The NHS is quite high up the news agenda these days. From the media there seem to be two big issues: culture and privatisation. The mainly right-wing press say that much of the NHS lacks a caring culture and this often leads to a breakdown of service. Left-wingers, and NHS insiders, worry about the new commissioning rules, and whether unscrupulous private companies will bid their way into contracts that destroy what is good about the service. These are both valid concerns, but a third issue should be causing more controversy than it does: funding. Not so much the NHS's overall budget, though that too is worthy of debate, but how it allocates what it has. Recently the Health Service Journal has highlighted no less than three quite distinct issues on the topic. Politicians should be paying attention.
The first was an opinion article on 14th February by Robert Royce, a visiting fellow at the King's Fund, the health think tank. His subject was the Mid Staffordshire Foundation Trust: but not the Francis report, but the preceding report by Monitor, its regulator. This report questioned the trust's financial viability, suggesting that the hospital lacked scale. Hospitals like Mid Staffs are funded mainly through something referred to as "the tariff", and which used to be called by Orwellian name "Payment by Results", which was put in place by the New Labour government. This puts a price on every service episode the hospital performs: payment by activity, rather than by results. This system is often portrayed as being a commercial, market type discipline, but the tariff looks like no market tariff that I have ever seen. It is massively complicated, requiring big information systems resources to work.

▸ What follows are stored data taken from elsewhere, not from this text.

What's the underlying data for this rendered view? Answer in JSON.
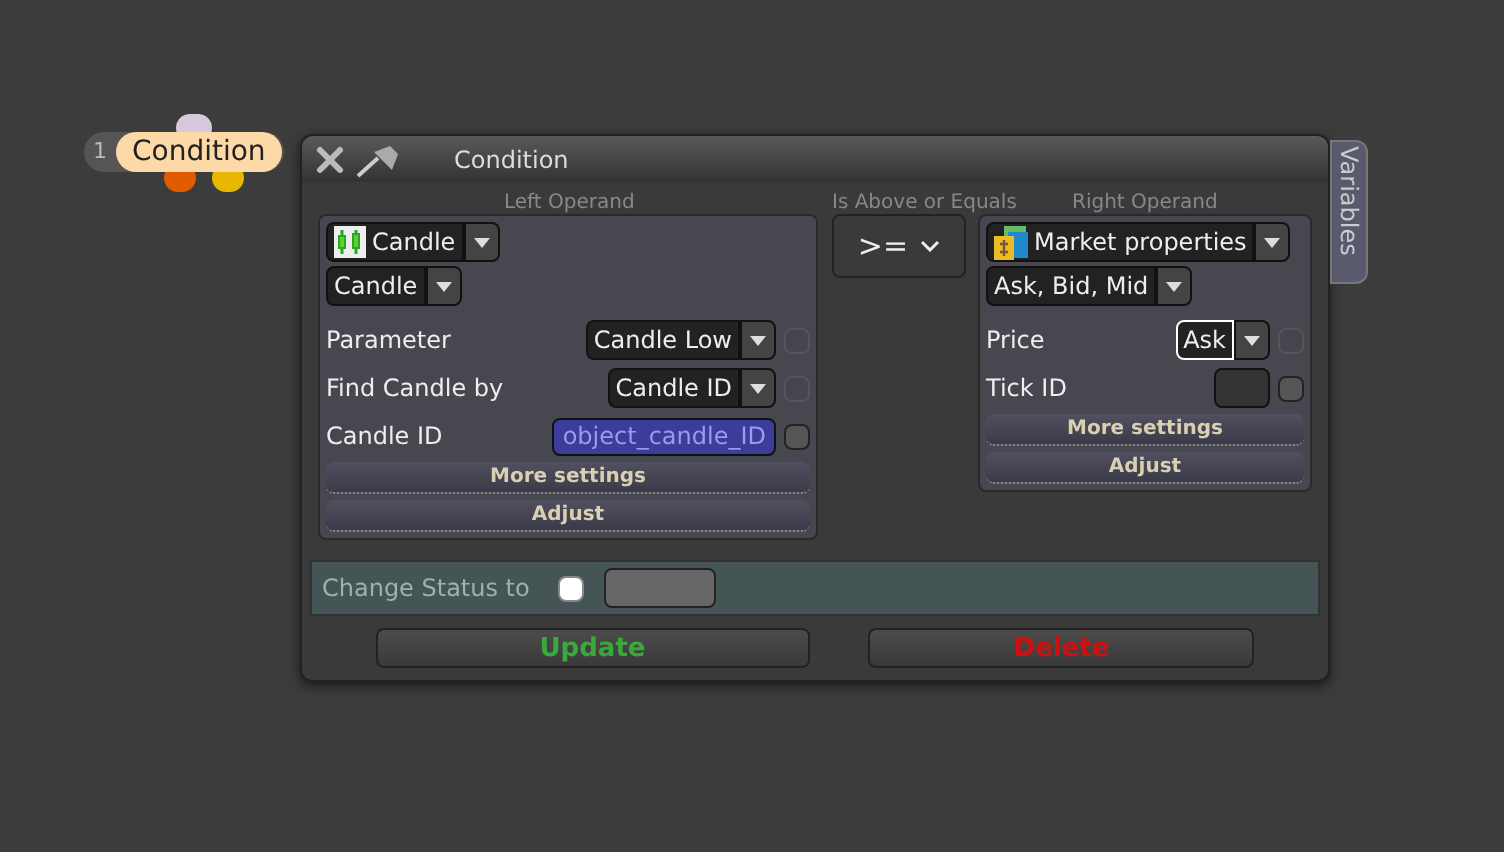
{
  "node": {
    "index": "1",
    "label": "Condition"
  },
  "dialog": {
    "title": "Condition",
    "side_tab": "Variables",
    "left": {
      "heading": "Left Operand",
      "source": "Candle",
      "type": "Candle",
      "params": [
        {
          "kind": "select",
          "label": "Parameter",
          "value": "Candle Low",
          "checked": false,
          "focused": false
        },
        {
          "kind": "select",
          "label": "Find Candle by",
          "value": "Candle ID",
          "checked": false,
          "focused": false
        },
        {
          "kind": "variable",
          "label": "Candle ID",
          "value": "object_candle_ID",
          "checked": false,
          "focused": false
        }
      ],
      "buttons": [
        "More settings",
        "Adjust"
      ]
    },
    "operator": {
      "heading": "Is Above or Equals",
      "value": ">="
    },
    "right": {
      "heading": "Right Operand",
      "source": "Market properties",
      "type": "Ask, Bid, Mid",
      "params": [
        {
          "kind": "select",
          "label": "Price",
          "value": "Ask",
          "checked": false,
          "focused": true
        },
        {
          "kind": "input",
          "label": "Tick ID",
          "checked": false,
          "focused": false
        }
      ],
      "buttons": [
        "More settings",
        "Adjust"
      ]
    },
    "status": {
      "label": "Change Status to",
      "checked": false
    },
    "actions": [
      {
        "kind": "confirm",
        "label": "Update"
      },
      {
        "kind": "danger",
        "label": "Delete"
      }
    ]
  }
}
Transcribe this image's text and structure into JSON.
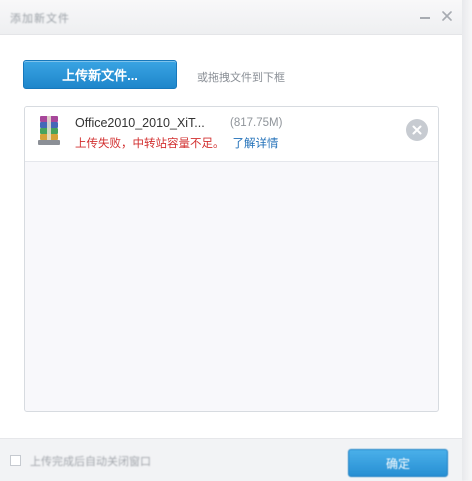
{
  "window": {
    "title": "添加新文件",
    "minimize_icon": "minimize-icon",
    "close_icon": "close-icon"
  },
  "toolbar": {
    "upload_label": "上传新文件...",
    "drag_hint": "或拖拽文件到下框"
  },
  "files": [
    {
      "name": "Office2010_2010_XiT...",
      "size": "(817.75M)",
      "status": "上传失败，中转站容量不足。",
      "details_link": "了解详情",
      "icon": "winrar-archive-icon",
      "remove_icon": "remove-x-icon"
    }
  ],
  "footer": {
    "checkbox_label": "上传完成后自动关闭窗口",
    "action_label": "确定"
  },
  "colors": {
    "accent": "#2b93d6",
    "error": "#d22f2f",
    "link": "#1f6fb8"
  }
}
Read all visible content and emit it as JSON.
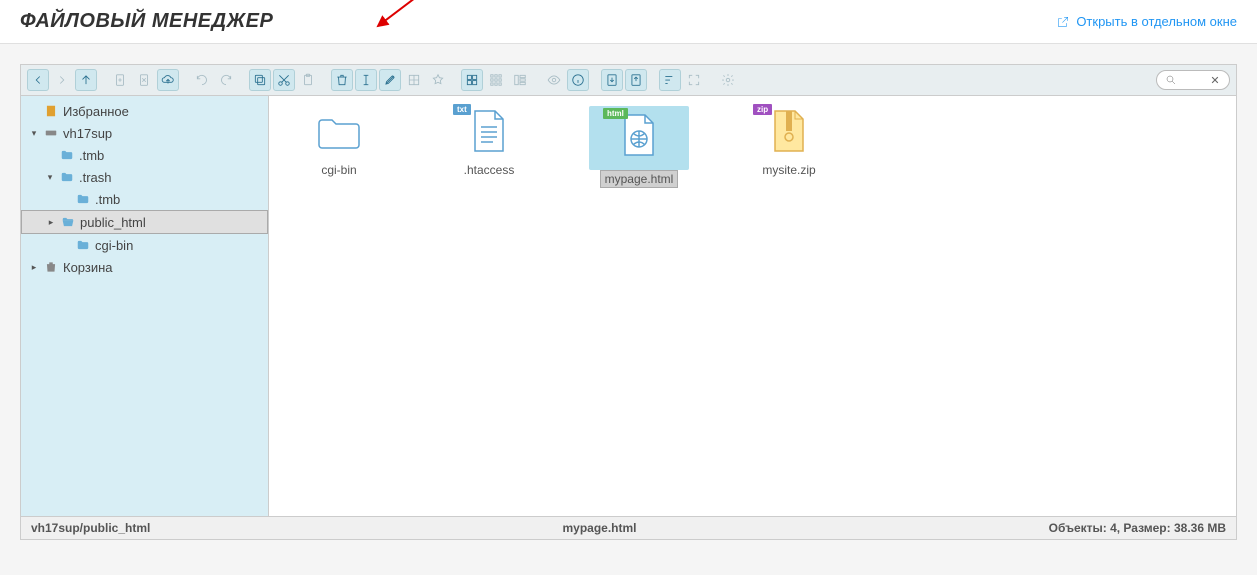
{
  "header": {
    "title": "ФАЙЛОВЫЙ МЕНЕДЖЕР",
    "open_window": "Открыть в отдельном окне"
  },
  "toolbar": {
    "groups": [
      [
        {
          "name": "back-icon",
          "enabled": true,
          "svg": "arrow-left"
        },
        {
          "name": "forward-icon",
          "enabled": false,
          "svg": "arrow-right"
        },
        {
          "name": "up-icon",
          "enabled": true,
          "svg": "arrow-up"
        }
      ],
      [
        {
          "name": "newfile-icon",
          "enabled": false,
          "svg": "file-plus"
        },
        {
          "name": "newfolder-icon",
          "enabled": false,
          "svg": "file-x"
        },
        {
          "name": "upload-icon",
          "enabled": true,
          "svg": "cloud-up"
        }
      ],
      [
        {
          "name": "undo-icon",
          "enabled": false,
          "svg": "undo"
        },
        {
          "name": "redo-icon",
          "enabled": false,
          "svg": "redo"
        }
      ],
      [
        {
          "name": "copy-icon",
          "enabled": true,
          "svg": "copy"
        },
        {
          "name": "cut-icon",
          "enabled": true,
          "svg": "cut"
        },
        {
          "name": "paste-icon",
          "enabled": false,
          "svg": "paste"
        }
      ],
      [
        {
          "name": "delete-icon",
          "enabled": true,
          "svg": "trash"
        },
        {
          "name": "rename-icon",
          "enabled": true,
          "svg": "rename"
        },
        {
          "name": "edit-icon",
          "enabled": true,
          "svg": "edit"
        },
        {
          "name": "resize-icon",
          "enabled": false,
          "svg": "resize"
        },
        {
          "name": "places-icon",
          "enabled": false,
          "svg": "star"
        }
      ],
      [
        {
          "name": "view-icons-icon",
          "enabled": true,
          "svg": "grid-large"
        },
        {
          "name": "view-small-icon",
          "enabled": false,
          "svg": "grid-small"
        },
        {
          "name": "view-list-icon",
          "enabled": false,
          "svg": "list-cols"
        }
      ],
      [
        {
          "name": "preview-icon",
          "enabled": false,
          "svg": "eye"
        },
        {
          "name": "info-icon",
          "enabled": true,
          "svg": "info"
        }
      ],
      [
        {
          "name": "download-icon",
          "enabled": true,
          "svg": "download"
        },
        {
          "name": "open-icon",
          "enabled": true,
          "svg": "open"
        }
      ],
      [
        {
          "name": "sort-icon",
          "enabled": true,
          "svg": "sort"
        },
        {
          "name": "fullscreen-icon",
          "enabled": false,
          "svg": "fullscreen"
        }
      ],
      [
        {
          "name": "settings-icon",
          "enabled": false,
          "svg": "gear"
        }
      ]
    ]
  },
  "tree": [
    {
      "indent": 0,
      "toggle": "",
      "icon": "favorites",
      "label": "Избранное",
      "selected": false
    },
    {
      "indent": 0,
      "toggle": "▾",
      "icon": "disk",
      "label": "vh17sup",
      "selected": false
    },
    {
      "indent": 1,
      "toggle": "",
      "icon": "folder",
      "label": ".tmb",
      "selected": false
    },
    {
      "indent": 1,
      "toggle": "▾",
      "icon": "folder",
      "label": ".trash",
      "selected": false
    },
    {
      "indent": 2,
      "toggle": "",
      "icon": "folder",
      "label": ".tmb",
      "selected": false
    },
    {
      "indent": 1,
      "toggle": "▸",
      "icon": "folder-open",
      "label": "public_html",
      "selected": true
    },
    {
      "indent": 2,
      "toggle": "",
      "icon": "folder",
      "label": "cgi-bin",
      "selected": false
    },
    {
      "indent": 0,
      "toggle": "▸",
      "icon": "trash",
      "label": "Корзина",
      "selected": false
    }
  ],
  "files": [
    {
      "name": "cgi-bin",
      "type": "folder",
      "selected": false
    },
    {
      "name": ".htaccess",
      "type": "txt",
      "selected": false
    },
    {
      "name": "mypage.html",
      "type": "html",
      "selected": true
    },
    {
      "name": "mysite.zip",
      "type": "zip",
      "selected": false
    }
  ],
  "statusbar": {
    "path": "vh17sup/public_html",
    "current": "mypage.html",
    "stats": "Объекты: 4, Размер: 38.36 MB"
  }
}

What the tariff does remind me of is a transfer pricing system to allocate costs internally between two fractious units of the same organisation, who hope that by referring the problem to management accountants they can find an objective resolution. As the accountants grapple with the complexity of the problem they add layer upon layer of detail, in a hopeless quest to replicate the infinite complexities of real life, resulting in something which is nearly useless for management purposes. The system is designed for a political rather than a commercial environment, with the aim of pretending that strategic value judgements are mere technical problems. In the NHS almost all commentators go along with this pretence.
Mr Royce points to one pernicious value judgement in the tariff. It is that emergency services are bad, and elective services are good. Mid Staffs is perfectly viable financially on its elective services, but is being dragged down by losses on its emergency services. What if the tariff were raised for emergency services and lowered for elective, to genuinely reflect the underlying costs? The the hospital's viability might look altogether different.
The second article was in the magazine's "Resource Centre" section on 14th March, and is entitled The real reason for "failing" hospitals. It is by Sheena Asthana and Alex Gibson from Plymouth University. This is dressed up a piece of academic data analysis, but it is politically pointed. The authors look at the funding formula for Primary Care Trusts (PCTs: the bodies that fund the hospitals, at least until 31 March), and tries to correlate troubled hospitals and underlying population characteristics. They find that there is a strong correlation between hospital stress and a high proportion of older people in their catchment area. Their claim is that the funding formula is diverting financial resources away from these areas of greater need towards areas that are less wealthy - and this is the fundamental reason why so many hospitals are failing.
The last government was obsessed with addressing "health inequalities", an expression that I hate because it implies that the solution is making things worse for the better off, rather then improving the lot of the worse off. And if Ms Asthana's and Mr Gibson's study is to be taken at face value, that is exactly what is happening. The present government show no sign that they want to address this awkward issue, and, according to the authors, much the same allocation is being ported into the new system.
The third article was another opinion article, this time by accountant (sorry, independent consultant and former NHS finance director) Noel Plumridge on 21st March. This looks at something that has been bothering me. If the NHS budget is protected, and increasing at a rate faster than most people's pay is rising (2.6% as against 1%), how come so many NHS organisations are under such financial pressure? He finds the figures for next year's budget less than transparent but concludes that there are no plans to spend a large chunk of the money at all: they are destined for unspent surpluses or contingency funds to "mitigate risk". These surpluses are a point of difficulty: the individual trusts that make a surplus are supposedly allowed to reinvest them in future years. But under Treasury rules the NHS as a whole must hand the funds back to the Treasury for good. Is this just a backhand way of breaching the promise to ringfence NHS funding?
I only subscribe to the HSJ because I forgot to cancel it after my attempt to find a job in the NHS ended in failure - now I find interesting articles nearly every week. What these three articles show is that there aren't enough accountants in politics. NHS leaders are being allowed to get away with some highly contentious political policies by dressing them up in complicated accountancy.